The Bahamas Crisis Centre
- Formation: 1982
- Type: private
- Legal status: non-profit
- Purpose: aid victims of abuse
- Location: Nassau, New Providence, Bahamas;
- Founder: Dr. Sandra Dean-Patterson
- Parent organization: Psychiatric Social Work Department, Community Mental Health Centre, Lyford Cay Foundation
- Affiliations: Family Violence Unit of Health Social Services
- Website: https://www.bahamascrisiscentre.com/

= Bahamas Crisis Centre =

Bahamian domestic abuse aid organization

The Bahamas Crisis Centre is a private, non-profit organization located in Nassau, New Providence, Bahamas that is dedicated to treating victims of physical, sexual, and emotional abuse.

==History==
The Bahamas Crisis Centre was founded by Dr. Sandra Dean-Patterson in 1982 with the assistance of several people. It was originally called the Women's Crisis Centre and was initially created to address the increasing need to provide intervention and preventative treatment and advocacy to women and children who were victims of domestic and/or sexual violence. The Centre has grown to address issues affecting men and victims of physical, sexual and emotional abuse in any form. It is maintained through the contributions of volunteers and a paid administrator.

The Women's Crisis Centre was co-sponsored by the Psychiatric Social Work Department and the Community Mental Health Centre and was given a single room in the Community Mental Health Centre, Knowles House adjacent to Princess Margaret Hospital in 1982. In this facility, clients had the opportunity to attend afternoon sessions twice a week and an evening clinic once a week. The free services provided both then and now include marital therapy, family therapy, walk-in crisis counseling, support groups and legal advice

After the Centre initially opened on a six-month trial period, the project was permanently extended, and, in 1988, the Lyford Cay Foundation donated funds to provide extra office space at the Knowles House, office supplies and educational materials.

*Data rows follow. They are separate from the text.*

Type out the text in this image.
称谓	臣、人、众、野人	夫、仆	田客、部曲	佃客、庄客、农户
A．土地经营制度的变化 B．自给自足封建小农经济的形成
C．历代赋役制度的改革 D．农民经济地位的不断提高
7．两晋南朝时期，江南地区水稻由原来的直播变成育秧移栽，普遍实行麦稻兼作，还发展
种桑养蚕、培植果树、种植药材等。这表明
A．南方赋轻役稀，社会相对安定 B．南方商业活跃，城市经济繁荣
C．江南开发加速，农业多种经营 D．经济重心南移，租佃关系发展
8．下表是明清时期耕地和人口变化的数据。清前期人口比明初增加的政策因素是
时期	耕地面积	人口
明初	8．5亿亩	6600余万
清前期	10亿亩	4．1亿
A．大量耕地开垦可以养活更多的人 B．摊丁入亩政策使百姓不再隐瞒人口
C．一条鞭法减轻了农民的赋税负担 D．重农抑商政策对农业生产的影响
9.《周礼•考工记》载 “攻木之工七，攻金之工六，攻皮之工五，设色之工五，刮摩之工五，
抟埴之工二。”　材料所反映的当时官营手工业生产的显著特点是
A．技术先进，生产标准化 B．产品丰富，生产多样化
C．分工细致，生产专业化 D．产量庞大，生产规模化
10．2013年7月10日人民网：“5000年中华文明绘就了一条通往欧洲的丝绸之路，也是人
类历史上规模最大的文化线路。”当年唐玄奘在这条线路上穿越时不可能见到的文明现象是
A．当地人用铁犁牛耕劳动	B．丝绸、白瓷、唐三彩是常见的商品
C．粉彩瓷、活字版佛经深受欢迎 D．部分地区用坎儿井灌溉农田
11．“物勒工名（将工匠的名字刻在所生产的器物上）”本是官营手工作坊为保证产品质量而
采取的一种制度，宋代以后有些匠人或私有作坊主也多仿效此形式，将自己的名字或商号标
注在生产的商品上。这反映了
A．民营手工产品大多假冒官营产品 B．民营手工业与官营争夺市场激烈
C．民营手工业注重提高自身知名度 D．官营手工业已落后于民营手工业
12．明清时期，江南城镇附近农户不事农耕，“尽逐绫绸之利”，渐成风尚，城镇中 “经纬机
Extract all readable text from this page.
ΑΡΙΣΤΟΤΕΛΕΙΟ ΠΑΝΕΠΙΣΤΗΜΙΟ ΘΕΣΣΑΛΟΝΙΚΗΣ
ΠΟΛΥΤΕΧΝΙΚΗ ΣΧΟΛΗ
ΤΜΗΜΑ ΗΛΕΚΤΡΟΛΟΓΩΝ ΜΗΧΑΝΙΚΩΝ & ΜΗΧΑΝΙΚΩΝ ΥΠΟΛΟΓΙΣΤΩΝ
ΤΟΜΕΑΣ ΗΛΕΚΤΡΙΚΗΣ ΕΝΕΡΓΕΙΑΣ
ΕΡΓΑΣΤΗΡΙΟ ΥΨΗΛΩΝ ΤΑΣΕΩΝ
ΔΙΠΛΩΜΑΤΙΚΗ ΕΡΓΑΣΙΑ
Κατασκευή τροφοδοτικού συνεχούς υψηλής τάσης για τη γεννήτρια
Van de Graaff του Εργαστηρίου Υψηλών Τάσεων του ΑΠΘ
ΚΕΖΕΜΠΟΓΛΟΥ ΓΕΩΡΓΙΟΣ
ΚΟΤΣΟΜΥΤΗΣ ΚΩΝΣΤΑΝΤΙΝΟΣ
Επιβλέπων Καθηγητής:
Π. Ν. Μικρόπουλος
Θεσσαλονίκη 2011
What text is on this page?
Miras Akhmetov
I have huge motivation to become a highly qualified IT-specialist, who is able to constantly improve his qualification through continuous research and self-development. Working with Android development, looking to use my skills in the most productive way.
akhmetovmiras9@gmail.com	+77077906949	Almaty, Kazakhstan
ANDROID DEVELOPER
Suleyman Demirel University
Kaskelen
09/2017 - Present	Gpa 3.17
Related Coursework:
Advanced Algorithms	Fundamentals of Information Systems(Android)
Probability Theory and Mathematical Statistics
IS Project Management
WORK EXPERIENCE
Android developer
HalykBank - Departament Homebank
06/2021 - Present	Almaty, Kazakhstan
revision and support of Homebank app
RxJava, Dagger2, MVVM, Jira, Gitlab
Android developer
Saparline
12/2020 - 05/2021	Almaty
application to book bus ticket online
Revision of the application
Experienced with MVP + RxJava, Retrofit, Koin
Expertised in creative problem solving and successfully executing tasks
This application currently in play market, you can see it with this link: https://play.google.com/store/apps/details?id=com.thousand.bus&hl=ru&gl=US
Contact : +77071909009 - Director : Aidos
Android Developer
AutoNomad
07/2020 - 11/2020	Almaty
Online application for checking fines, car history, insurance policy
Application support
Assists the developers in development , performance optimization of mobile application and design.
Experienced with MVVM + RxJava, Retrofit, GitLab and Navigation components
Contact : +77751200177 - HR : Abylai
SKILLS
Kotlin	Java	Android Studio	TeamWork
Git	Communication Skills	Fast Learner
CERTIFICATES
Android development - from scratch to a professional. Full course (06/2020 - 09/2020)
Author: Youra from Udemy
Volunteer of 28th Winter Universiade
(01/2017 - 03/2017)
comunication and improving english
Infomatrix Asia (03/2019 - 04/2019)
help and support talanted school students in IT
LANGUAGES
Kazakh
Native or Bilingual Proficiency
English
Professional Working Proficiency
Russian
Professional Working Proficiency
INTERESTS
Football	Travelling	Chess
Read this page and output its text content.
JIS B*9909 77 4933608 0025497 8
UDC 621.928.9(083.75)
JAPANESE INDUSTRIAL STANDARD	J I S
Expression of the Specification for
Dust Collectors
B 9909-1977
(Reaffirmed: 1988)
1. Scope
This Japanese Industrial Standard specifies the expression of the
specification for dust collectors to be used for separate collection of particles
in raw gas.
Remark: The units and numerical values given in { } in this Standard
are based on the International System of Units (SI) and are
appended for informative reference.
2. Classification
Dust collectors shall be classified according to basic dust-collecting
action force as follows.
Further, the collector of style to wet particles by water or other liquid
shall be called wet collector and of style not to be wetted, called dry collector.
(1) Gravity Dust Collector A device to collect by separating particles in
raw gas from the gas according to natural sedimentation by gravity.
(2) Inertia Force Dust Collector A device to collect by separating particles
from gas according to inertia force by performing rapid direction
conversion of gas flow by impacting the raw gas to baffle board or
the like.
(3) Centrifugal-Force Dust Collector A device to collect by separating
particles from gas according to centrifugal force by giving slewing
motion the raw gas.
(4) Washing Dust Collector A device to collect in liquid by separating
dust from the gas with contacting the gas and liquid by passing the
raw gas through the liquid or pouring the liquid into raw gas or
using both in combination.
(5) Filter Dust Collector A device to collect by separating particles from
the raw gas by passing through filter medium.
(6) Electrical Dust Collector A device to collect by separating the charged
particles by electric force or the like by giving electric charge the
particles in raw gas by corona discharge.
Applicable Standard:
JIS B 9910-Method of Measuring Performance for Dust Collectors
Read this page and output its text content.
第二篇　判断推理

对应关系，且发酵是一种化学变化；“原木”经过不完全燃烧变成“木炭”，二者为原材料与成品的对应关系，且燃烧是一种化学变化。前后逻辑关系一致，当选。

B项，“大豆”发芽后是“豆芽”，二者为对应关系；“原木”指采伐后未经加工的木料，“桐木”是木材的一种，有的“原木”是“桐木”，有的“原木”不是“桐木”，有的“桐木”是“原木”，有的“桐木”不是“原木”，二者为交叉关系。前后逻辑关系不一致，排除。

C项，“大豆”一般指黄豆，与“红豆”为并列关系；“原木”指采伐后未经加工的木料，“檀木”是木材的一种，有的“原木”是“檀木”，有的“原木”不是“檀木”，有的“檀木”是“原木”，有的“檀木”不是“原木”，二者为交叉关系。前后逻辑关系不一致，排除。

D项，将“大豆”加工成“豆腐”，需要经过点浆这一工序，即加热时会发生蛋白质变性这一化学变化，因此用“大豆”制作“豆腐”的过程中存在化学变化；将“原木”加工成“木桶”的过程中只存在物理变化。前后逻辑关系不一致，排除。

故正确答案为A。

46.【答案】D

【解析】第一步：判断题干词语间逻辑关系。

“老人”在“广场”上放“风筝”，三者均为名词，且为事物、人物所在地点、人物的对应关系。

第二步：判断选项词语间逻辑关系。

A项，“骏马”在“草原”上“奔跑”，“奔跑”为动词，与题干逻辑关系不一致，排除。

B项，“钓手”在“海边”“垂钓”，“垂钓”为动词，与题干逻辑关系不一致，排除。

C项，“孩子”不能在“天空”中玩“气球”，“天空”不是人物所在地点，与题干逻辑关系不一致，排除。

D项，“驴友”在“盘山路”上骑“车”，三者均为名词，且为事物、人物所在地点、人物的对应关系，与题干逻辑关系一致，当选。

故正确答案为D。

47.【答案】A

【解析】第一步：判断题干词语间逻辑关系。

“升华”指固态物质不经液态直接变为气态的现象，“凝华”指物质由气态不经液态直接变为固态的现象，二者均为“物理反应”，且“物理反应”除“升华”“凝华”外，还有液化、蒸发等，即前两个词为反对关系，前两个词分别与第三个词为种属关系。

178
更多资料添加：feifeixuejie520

In 1995, at the behest of the volunteers, the Women's Crisis Centre officially changed its name to the Crisis Centre. This was done to reflect the need to include men in the process of eliminating violence against women and children. It also acknowledged the fact that both men and boys were coming to the Crisis Centre either as victims of domestic and/or sexual violence or as aggressors with the desire to end their abusive behavior. The name change also initiated a change in the overall focus of the Crisis Centre. Volunteers began directing part of their attention towards preventative strategies, with the hope of addressing violence in the youthful population so that there are less cases of violence in adults.

==Volunteers==

The Crisis Centre is primarily run through the efforts of volunteers. The first members of the Centre were social workers, psychiatrists and counselors who offered their services through the Crisis Centre on a voluntary basis. As the Centre became further established, the number of persons wanting to volunteer increased and it became necessary to train these volunteers to handle the specific, sensitive issues of rape survival, domestic violence survival, child abuse, depression, STDs, etc. A volunteer training program was implemented, and as of 2002 the Crisis Centre has trained over 500 volunteers.

The volunteers run a 24-hour crisis hotline, rape advocacy, court watch, educational outreach programs, and Crisis Centre Month. The volunteers meet once a month to achieve these goals.

==Legislation==

Due to the awareness raising efforts of the Women's Crisis Centre, key pieces of legislature were passed that give women and children more legal rights and power with regards to abusive situations. The first legislation passed was the Domestic Violence and Sexual Offenders Act of 1991. This act included a much broader definition of rape and was not excluded to the previous definition which was vaginal penetration by a penis. It also mandated family members, guardians, nurses, doctors, teachers, and employers to report cases of suspected molestation and other forms of sexual violence for minors. The complete Act can be found here

The second legislation, which passed quite easily due to the efforts of the Crisis Centre, was the Child Protection Act of 2006. This Act outlines the rights of children and the penalties for those who break these rights. For more details look here

The most recent act, the Domestic Violence (Protection Orders) Act of March 2007, includes teenagers and adults in common-law marriages and in visiting relationships under the Domestic Violence and Sexual Offenders Act of 1991.

The Crisis Centre has also impacted other institutions in the Bahamas, such as the use of rape kits in the local hospitals, two-way mirrors in the police stations, video recordings of case hearings for sexually abused children in court, and the establishment of a sexual assault room at the Princess Margaret Hospital.

==Recognitions==

The Crisis Centre has been acknowledged by several organizations for its effort to help women, men, and children in violent and/or abusive situations. In 1994, the Ministry of Housing and Social Services recognized the work of the Centre and added it to their list of charities. In 1997, the Crisis Centre was recognized as a model of excellence in Women's Health Care by the Commonwealth Health Secretariat. In 1998, the Crisis Centre was granted consultative status at the United Nations. It was the first Bahamian organization to be accredited such a position.